Accordingly, recipients would need to participate in a preparation session to determine if they are a suitable fit for psilocybin therapy and then can schedule an administration session to receive the treatment at a later date. Thereafter, recipients are advised to participate in an ‘integration session’ during which they discuss their experience during the administration session with a licensed professional and the ways in which they can apply any lessons learned.
This structure of treatment is highly similar to existing ketamine treatments that have been demonstrated to provide lasting relief from depression when administered under the right conditions. The key difference is that ketamine treatment facilities are already available in multiple states because ketamine is a Schedule III substance that can be legally prescribed by a physician.
The federal government controls physicians’ ability to prescribe substances and, although the FDA is expected to approve psilocybin treatments for depression (and potentially other conditions) in the near future, Oregon is getting ahead by licensing non-physicians who could recommend and administer psilocybin therapy.
The Oregon psilocybin market won’t necessarily be limited only to individuals with diagnosed mental health conditions, however. The initiative says that access to psilocybin treatments cannot be limited to patients with ‘any particular medical condition,’ meaning that any individual can schedule a consultation to evaluate whether psilocybin therapy might be beneficial for them.
The state’s psilocybin therapy program is still a ways off from being operational—regulators were given two years to think through how the market should be set up. The Oregon Health Authority is supposed to begin receiving applications for licensure by January 2023 and would then issue four different license types for different activities: manufacturing psilocybin products, testing those products, operating a treatment center, and facilitating psilocybin services.

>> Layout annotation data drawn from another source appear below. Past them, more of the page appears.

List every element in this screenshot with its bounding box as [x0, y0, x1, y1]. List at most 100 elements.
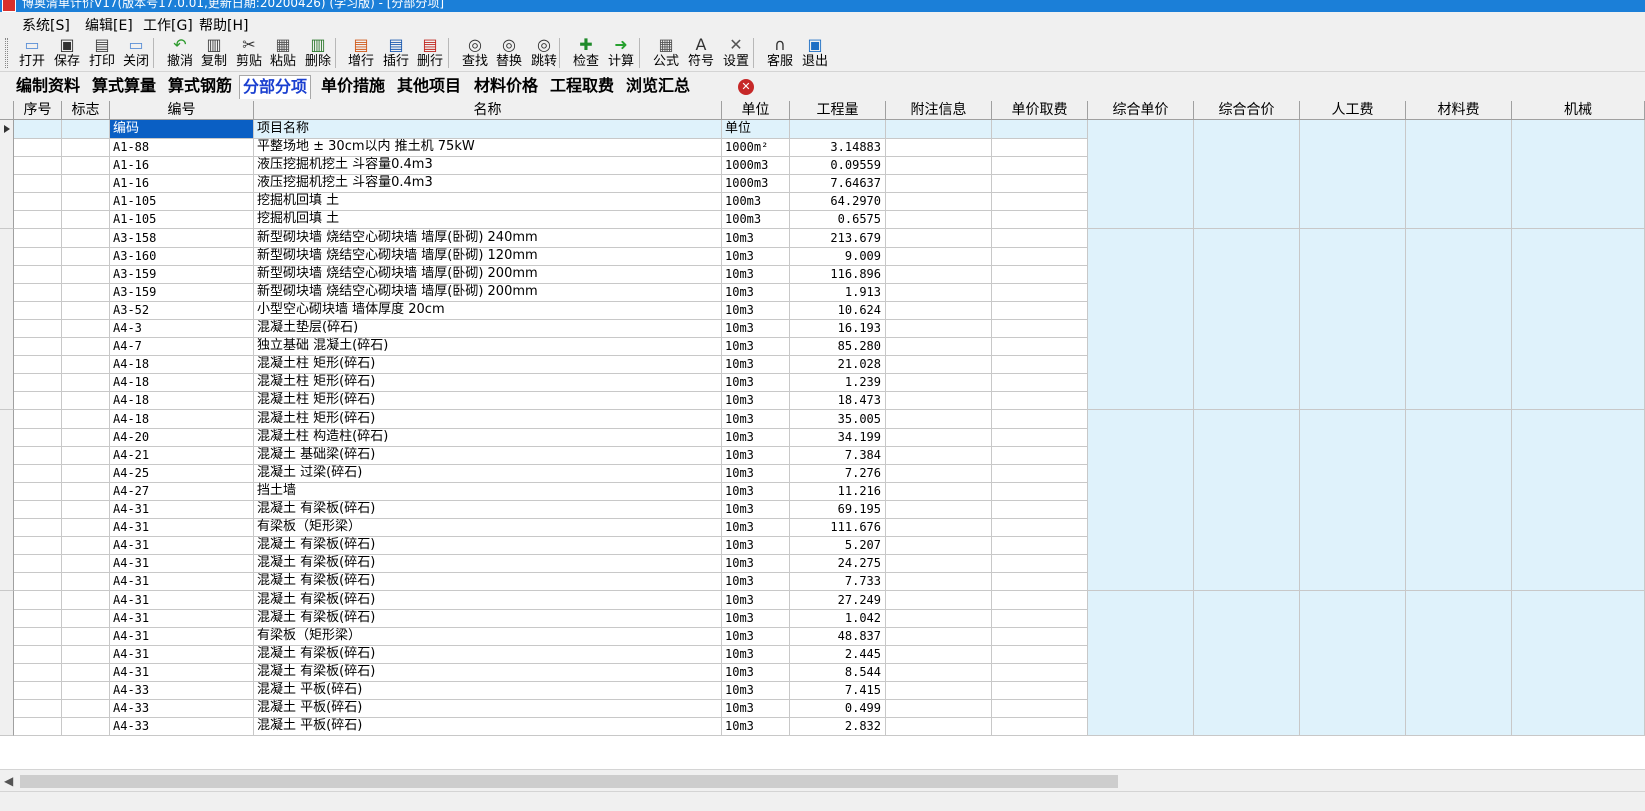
- cell-note[interactable]: [886, 138, 992, 157]
- cell-note[interactable]: [886, 681, 992, 700]
- cell-seq[interactable]: [14, 282, 62, 302]
- cell-seq[interactable]: [14, 699, 62, 719]
- cell-code[interactable]: A4-33: [110, 699, 254, 719]
- cell-machine[interactable]: [1512, 463, 1645, 483]
- cell-price[interactable]: [1088, 355, 1194, 375]
- cell-flag[interactable]: [62, 481, 110, 501]
- cell-seq[interactable]: [14, 481, 62, 501]
- table-row[interactable]: A4-18 混凝土柱 矩形(碎石) 10m3 18.473: [0, 391, 1645, 411]
- table-row[interactable]: A4-31 混凝土 有梁板(碎石) 10m3 24.275: [0, 554, 1645, 574]
- table-row[interactable]: A4-27 挡土墙 10m3 11.216: [0, 481, 1645, 501]
- cell-flag[interactable]: [62, 536, 110, 556]
- cell-machine[interactable]: [1512, 264, 1645, 284]
- cell-fee[interactable]: [992, 626, 1088, 646]
- cell-total[interactable]: [1194, 662, 1300, 682]
- cell-code[interactable]: A4-3: [110, 319, 254, 338]
- cell-labor[interactable]: [1300, 120, 1406, 139]
- cell-material[interactable]: [1406, 463, 1512, 483]
- cell-fee[interactable]: [992, 228, 1088, 248]
- cell-seq[interactable]: [14, 373, 62, 393]
- cell-unit[interactable]: 10m3: [722, 246, 790, 266]
- cell-fee[interactable]: [992, 536, 1088, 556]
- cell-machine[interactable]: [1512, 282, 1645, 302]
- cell-material[interactable]: [1406, 228, 1512, 248]
- cell-unit[interactable]: 10m3: [722, 427, 790, 447]
- cell-seq[interactable]: [14, 337, 62, 357]
- cell-code[interactable]: A1-16: [110, 156, 254, 176]
- column-header-flag[interactable]: 标志: [62, 101, 110, 120]
- cell-unit[interactable]: 10m3: [722, 282, 790, 302]
- cell-material[interactable]: [1406, 717, 1512, 737]
- cell-total[interactable]: [1194, 626, 1300, 646]
- cell-price[interactable]: [1088, 644, 1194, 664]
- cell-qty[interactable]: 10.624: [790, 300, 886, 320]
- row-selector[interactable]: [0, 608, 14, 628]
- cell-seq[interactable]: [14, 192, 62, 212]
- toolbar-button-scissors[interactable]: ✂ 剪贴: [232, 35, 266, 71]
- cell-flag[interactable]: [62, 300, 110, 320]
- cell-machine[interactable]: [1512, 644, 1645, 664]
- cell-code[interactable]: A4-33: [110, 681, 254, 700]
- cell-material[interactable]: [1406, 192, 1512, 212]
- scrollbar-thumb[interactable]: [20, 775, 1118, 788]
- cell-material[interactable]: [1406, 174, 1512, 194]
- cell-labor[interactable]: [1300, 608, 1406, 628]
- cell-machine[interactable]: [1512, 210, 1645, 230]
- row-selector[interactable]: [0, 481, 14, 501]
- cell-material[interactable]: [1406, 681, 1512, 700]
- cell-flag[interactable]: [62, 662, 110, 682]
- cell-price[interactable]: [1088, 445, 1194, 465]
- cell-labor[interactable]: [1300, 156, 1406, 176]
- cell-seq[interactable]: [14, 409, 62, 429]
- cell-seq[interactable]: [14, 717, 62, 737]
- cell-code[interactable]: A4-21: [110, 445, 254, 465]
- cell-note[interactable]: [886, 608, 992, 628]
- cell-material[interactable]: [1406, 608, 1512, 628]
- cell-machine[interactable]: [1512, 481, 1645, 501]
- cell-machine[interactable]: [1512, 427, 1645, 447]
- cell-price[interactable]: [1088, 210, 1194, 230]
- cell-flag[interactable]: [62, 174, 110, 194]
- cell-seq[interactable]: [14, 662, 62, 682]
- row-selector[interactable]: [0, 228, 14, 248]
- cell-fee[interactable]: [992, 409, 1088, 429]
- cell-flag[interactable]: [62, 409, 110, 429]
- cell-flag[interactable]: [62, 699, 110, 719]
- cell-labor[interactable]: [1300, 644, 1406, 664]
- cell-code[interactable]: A4-18: [110, 391, 254, 411]
- cell-fee[interactable]: [992, 699, 1088, 719]
- cell-name[interactable]: 挖掘机回填 土: [254, 210, 722, 230]
- table-row[interactable]: A3-158 新型砌块墙 烧结空心砌块墙 墙厚(卧砌) 240mm 10m3 213.…: [0, 228, 1645, 248]
- cell-unit[interactable]: 10m3: [722, 355, 790, 375]
- cell-code[interactable]: A1-105: [110, 192, 254, 212]
- cell-flag[interactable]: [62, 192, 110, 212]
- cell-name[interactable]: 项目名称: [254, 120, 722, 139]
- cell-note[interactable]: [886, 282, 992, 302]
- tab-2[interactable]: 算式钢筋: [168, 75, 232, 99]
- cell-total[interactable]: [1194, 500, 1300, 519]
- cell-total[interactable]: [1194, 319, 1300, 338]
- cell-total[interactable]: [1194, 608, 1300, 628]
- cell-code[interactable]: A1-16: [110, 174, 254, 194]
- cell-seq[interactable]: [14, 246, 62, 266]
- cell-labor[interactable]: [1300, 699, 1406, 719]
- cell-flag[interactable]: [62, 319, 110, 338]
- cell-price[interactable]: [1088, 391, 1194, 411]
- cell-unit[interactable]: 10m3: [722, 681, 790, 700]
- cell-fee[interactable]: [992, 518, 1088, 538]
- close-tab-icon[interactable]: ✕: [738, 79, 754, 95]
- cell-note[interactable]: [886, 644, 992, 664]
- tab-7[interactable]: 工程取费: [550, 75, 614, 99]
- cell-price[interactable]: [1088, 717, 1194, 737]
- cell-qty[interactable]: 9.009: [790, 246, 886, 266]
- cell-total[interactable]: [1194, 246, 1300, 266]
- tab-1[interactable]: 算式算量: [92, 75, 156, 99]
- table-row[interactable]: A4-31 有梁板（矩形梁） 10m3 48.837: [0, 626, 1645, 646]
- cell-machine[interactable]: [1512, 409, 1645, 429]
- cell-qty[interactable]: 2.445: [790, 644, 886, 664]
- tab-5[interactable]: 其他项目: [397, 75, 461, 99]
- cell-seq[interactable]: [14, 174, 62, 194]
- tab-3[interactable]: 分部分项: [239, 75, 312, 99]
- cell-name[interactable]: 挡土墙: [254, 481, 722, 501]
- cell-qty[interactable]: 85.280: [790, 337, 886, 357]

Interestingly, the state cannot require that facilitators—those who help guide recipients through a psilocybin administration session—hold any college degree, but facilitators must participate in state-directed training and pass state-administered examinations.
An advisory board is currently meeting to review available medical research into psilocybin and provide recommendations on aspects of the regulatory structure. Toward the end of its work, this board is supposed to meet with the U.S. Attorney for Oregon to discuss federal enforcement policies in the hope that Oregon’s new regulated psilocybin market can be treated with the same prosecutorial discretion afforded to well-regulated state marijuana markets.
Many eyes will be fixed on Oregon over the next few years as it pioneers an approach to legal therapeutic psilocybin use that could become a model for other states.